Good morning ... Vitals is coming to you a little late this morning because of an embargo on the big news of the day. Hope you don't mind.
1 big thing: "Short-term" coverage can last 3 years
The Trump administration this morning will finalize new rules for "short-term" insurance plans — one of its most significant steps yet to chip away at the Affordable Care Act's insurance markets.
The big picture: Short-term plans are cheap, and offer few benefits. They appeal mainly to healthy people, and that's why the Obama administration limited the plans — to keep healthy people in the ACA's exchanges. The Trump administration is moving hard in the other direction.
How it works: The new regulations will allow a "short-term" plan to last up to a year, and consumers will be able to renew them for a maximum of two more years, senior Health and Human Services officials said.
- The Obama administration, by contrast, only allowed people to have these plans for three months at a time.
- Short-term plans don't have to meet the ACA's benefit requirements. They can deny coverage based on pre-existing conditions, don't have to cover any specific set of benefits, and can cap how much they'll pay in a year.
- As a result, they're cheap.
“We don't expect there to be significant migration away from the exchanges," Jim Parker, an HHS senior adviser, told reporters.
- HHS says it's expecting roughly an additional 600,000 people to buy the policies this year, eventually ramping up to 1.6 million. It thinks only about 200,000 of those people would have otherwise used the exchanges.
- If that's the case, it would likely be because premium increases have driven so many healthy people out of the ACA's marketplaces already. People who don't get a subsidy to help pay their premiums are fleeing the exchanges, and people who do get a subsidy would be unlikely to give it up.
Yes, but: Even if only 200,000 people leave the exchanges for these plans, this regulation isn't happening in a vacuum. It comes on top of the nullification of the individual mandate, the cuts to enrollment outreach, and the separate (less controversial) rules expanding association health plans.
The bottom line: Taken together, all of these steps clearly steer healthy people away from the ACA and toward other options, all but giving up on the balanced risk pool the Obama administration had hoped to create.
2. A new look at PBMs and drug prices
My colleague Bob Herman takes a look this morning at a new effort to quantify and visualize the intricate, secretive process through which drug prices are determined.
The new research firm, called 46brooklyn, was founded by two former pharmacists, who decided to independently mine federal data after noticing pharmacy margins tied to Ohio's Medicaid program were dropping.

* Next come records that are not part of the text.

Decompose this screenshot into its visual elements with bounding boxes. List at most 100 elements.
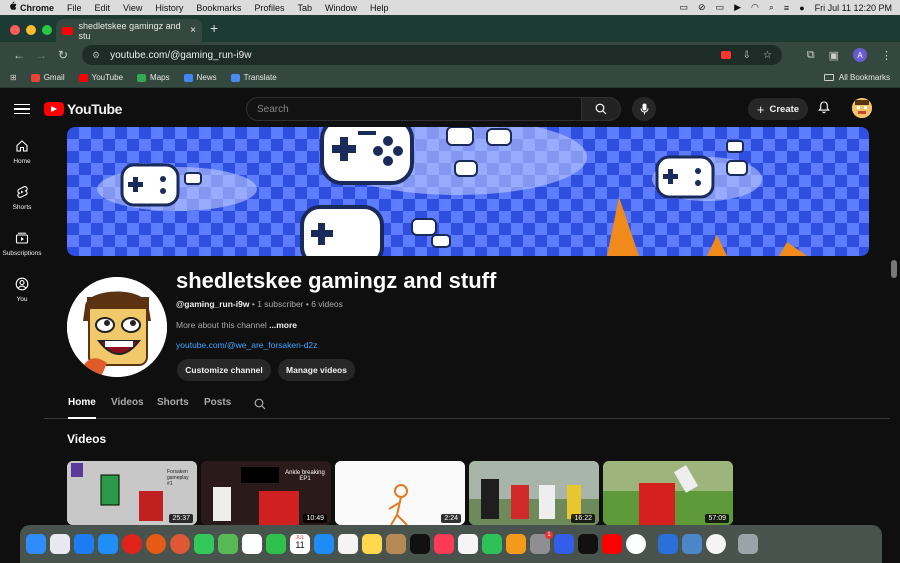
- page-scrollbar[interactable]: [891, 260, 897, 526]
- pages-icon[interactable]: [506, 534, 526, 554]
- menu-tab[interactable]: Tab: [297, 3, 312, 13]
- close-tab-icon[interactable]: ×: [190, 25, 196, 36]
- xcode-icon[interactable]: [658, 534, 678, 554]
- bookmark-maps[interactable]: Maps: [137, 73, 170, 82]
- guide-menu-icon[interactable]: [14, 103, 30, 115]
- channel-description[interactable]: More about this channel ...more: [176, 320, 297, 330]
- channel-search-button[interactable]: [254, 397, 266, 415]
- mail-icon[interactable]: [74, 534, 94, 554]
- menu-file[interactable]: File: [67, 3, 82, 13]
- wifi-icon[interactable]: ◠: [751, 2, 759, 13]
- numbers-icon[interactable]: [482, 534, 502, 554]
- tab-shorts[interactable]: Shorts: [157, 397, 189, 408]
- video-thumbnail[interactable]: Forsaken gameplay #1 25:37: [67, 461, 197, 525]
- safari-icon[interactable]: [98, 534, 118, 554]
- sidebar-item-home[interactable]: Home: [0, 129, 44, 175]
- tab-home[interactable]: Home: [68, 397, 96, 419]
- close-window-button[interactable]: [10, 25, 20, 35]
- back-button[interactable]: ←: [8, 48, 30, 62]
- video-thumbnail[interactable]: 2:24: [335, 461, 465, 525]
- launchpad-icon[interactable]: [50, 534, 70, 554]
- bookmark-news[interactable]: News: [183, 73, 217, 82]
- youtube-extension-icon[interactable]: [720, 51, 731, 59]
- menu-window[interactable]: Window: [325, 3, 357, 13]
- url-text[interactable]: youtube.com/@gaming_run-i9w: [110, 50, 251, 61]
- reminders-icon[interactable]: [338, 534, 358, 554]
- facetime-icon[interactable]: [266, 534, 286, 554]
- news-dock-icon[interactable]: [458, 534, 478, 554]
- menu-chrome[interactable]: Chrome: [20, 3, 54, 13]
- new-tab-button[interactable]: +: [210, 20, 218, 36]
- site-info-icon[interactable]: ⚙: [92, 50, 100, 61]
- notifications-button[interactable]: [818, 101, 830, 119]
- browser-tab-active[interactable]: shedletskee gamingz and stu ×: [56, 19, 202, 42]
- menu-history[interactable]: History: [155, 3, 183, 13]
- customize-channel-button[interactable]: Customize channel: [177, 359, 271, 381]
- menu-edit[interactable]: Edit: [95, 3, 111, 13]
- scrollbar-thumb[interactable]: [891, 260, 897, 278]
- roblox-icon[interactable]: [578, 534, 598, 554]
- bookmark-gmail[interactable]: Gmail: [30, 73, 65, 82]
- search-button[interactable]: [581, 97, 621, 121]
- account-avatar[interactable]: [852, 98, 872, 118]
- video-thumbnail[interactable]: 16:22: [469, 461, 599, 525]
- sidebar-item-shorts[interactable]: Shorts: [0, 175, 44, 221]
- video-thumbnail[interactable]: Ankle breaking EP1 10:49: [201, 461, 331, 525]
- menu-profiles[interactable]: Profiles: [254, 3, 284, 13]
- music-icon[interactable]: [434, 534, 454, 554]
- more-link[interactable]: ...more: [269, 320, 297, 330]
- system-settings-icon[interactable]: 1: [530, 531, 553, 554]
- tab-posts[interactable]: Posts: [204, 397, 231, 408]
- address-bar[interactable]: ⚙ youtube.com/@gaming_run-i9w ⇩ ☆: [82, 45, 782, 65]
- reload-button[interactable]: ↻: [52, 48, 74, 62]
- wallet-icon[interactable]: ▭: [680, 2, 689, 13]
- contacts-icon[interactable]: [386, 534, 406, 554]
- sidebar-item-you[interactable]: You: [0, 267, 44, 313]
- all-bookmarks-button[interactable]: All Bookmarks: [823, 73, 890, 82]
- finder-icon[interactable]: [26, 534, 46, 554]
- calendar-icon[interactable]: JUL 11: [290, 534, 310, 554]
- mute-icon[interactable]: ⊘: [698, 2, 706, 13]
- trash-icon[interactable]: [738, 534, 758, 554]
- playback-icon[interactable]: ▶: [734, 2, 741, 13]
- menu-help[interactable]: Help: [370, 3, 389, 13]
- bookmark-youtube[interactable]: YouTube: [78, 73, 123, 82]
- notes-icon[interactable]: [362, 534, 382, 554]
- forward-button[interactable]: →: [30, 48, 52, 62]
- chrome-icon[interactable]: [706, 534, 726, 554]
- messages-icon[interactable]: [194, 534, 214, 554]
- search-input[interactable]: Search: [246, 97, 582, 121]
- opera-icon[interactable]: [122, 534, 142, 554]
- channel-link[interactable]: youtube.com/@we_are_forsaken-d2z: [176, 340, 317, 350]
- extensions-icon[interactable]: ⧉: [807, 49, 815, 62]
- sidebar-item-subscriptions[interactable]: Subscriptions: [0, 221, 44, 267]
- side-panel-icon[interactable]: ▣: [829, 49, 839, 62]
- channel-avatar[interactable]: [67, 277, 167, 377]
- clock-icon[interactable]: [626, 534, 646, 554]
- profile-avatar[interactable]: A: [853, 48, 867, 62]
- preview-icon[interactable]: [682, 534, 702, 554]
- bookmark-translate[interactable]: Translate: [230, 73, 277, 82]
- bookmark-star-icon[interactable]: ☆: [763, 50, 772, 61]
- menu-bookmarks[interactable]: Bookmarks: [196, 3, 241, 13]
- roblox-studio-icon[interactable]: [554, 534, 574, 554]
- apps-grid-icon[interactable]: ⊞: [10, 73, 17, 82]
- menubar-clock[interactable]: Fri Jul 11 12:20 PM: [815, 3, 892, 13]
- youtube-logo[interactable]: YouTube: [44, 101, 122, 117]
- app-store-icon[interactable]: [314, 534, 334, 554]
- duckduckgo-icon[interactable]: [170, 534, 190, 554]
- siri-icon[interactable]: ●: [799, 3, 804, 13]
- firefox-icon[interactable]: [146, 534, 166, 554]
- apple-icon[interactable]: [8, 1, 20, 14]
- apple-tv-icon[interactable]: [410, 534, 430, 554]
- minimize-window-button[interactable]: [26, 25, 36, 35]
- install-app-icon[interactable]: ⇩: [743, 50, 751, 61]
- menu-view[interactable]: View: [123, 3, 142, 13]
- zoom-window-button[interactable]: [42, 25, 52, 35]
- photos-icon[interactable]: [242, 534, 262, 554]
- create-button[interactable]: + Create: [748, 98, 808, 120]
- tab-videos[interactable]: Videos: [111, 397, 144, 408]
- battery-icon[interactable]: ▭: [716, 2, 725, 13]
- control-center-icon[interactable]: ≡: [784, 3, 789, 13]
- maps-dock-icon[interactable]: [218, 534, 238, 554]
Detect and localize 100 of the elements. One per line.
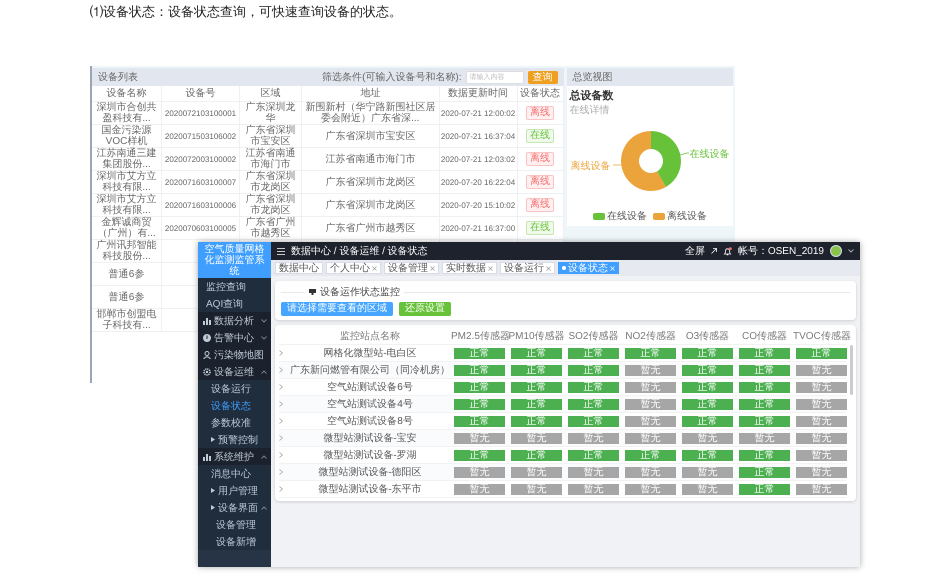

- Their initial research is focused on pharmacy benefit managers, the middlemen between pharmacies and insurance coverage who are under intense scrutiny from the Trump administration — and from Ohio Attorney General Mike DeWine, who has accused PBMs of bilking the state's Medicaid program.
PBMs that serve Medicaid plans reap particularly large windfalls from generics, not just brand name drugs with high sticker prices, according to 46brooklyn.
- One of the most striking examples is imatinib mesylate, the generic version of Novartis' cancer drug Gleevec.
- A pharmacy would pay about $84 for a 400-milligram tablet of generic Gleevec.
- But Indiana's Medicaid program paid middlemen almost $300 per pill, while Washington's Medicaid agency paid only $109 per tablet. Several other states paid more than $200 per pill.
Go deeper: Bob has more here.
3. Cuomo rejects rate hikes tied to ACA cuts
New York Gov. Andrew Cuomo is taking an unusual tack on ACA premiums: He told the state's insurance department earlier this week not to approve any rate increases tied to the nullification of the individual mandate.
By the numbers: Insurers in New York's individual market have proposed an average 24% rate hike, attributing about half of that to the loss of the mandate, according to the NY Daily News.
- “Insurance premiums must be based on actual cost, and not political manipulations," Cuomo said.
Why it matters: The loss of the individual mandate is an actual cost. Pretty much every actuary or insurance expert will tell you it's a legitimate reason for insurers to raise their premiums, at least to some degree.
- Cuomo is the first governor or insurance regulator I'm aware of to disagree with that conclusion. Others have rejected proposed rate hikes, but they've generally told insurers to trim overhead costs or drive a harder bargain with providers — the things they can control.
Meanwhile, Blue Cross of North Carolina says it will reduce its premiums next year, by an average of 4%. The reduction would have been twice as big, the insurer said, if Congress hadn't zeroed out the individual mandate.
4. Great expectations for the midterms
This is the fifth election cycle since the ACA became law. And as Republicans try to build on their razor-thin Senate majority, some dreams will never die.
- “With 53 members we get health care done,” Sen. Thom Tillis told Politico.
The other side: “Democrats are laying the groundwork to make a push for ‘Medicare for All’ legislation if they win back the House in November,” The Hill reports.
Reality check: Neither of these initiatives is likely to happen before 2021 at the absolute earliest. And with the parties already so far apart and looking ahead to 2020, not much else is likely to happen until then, either.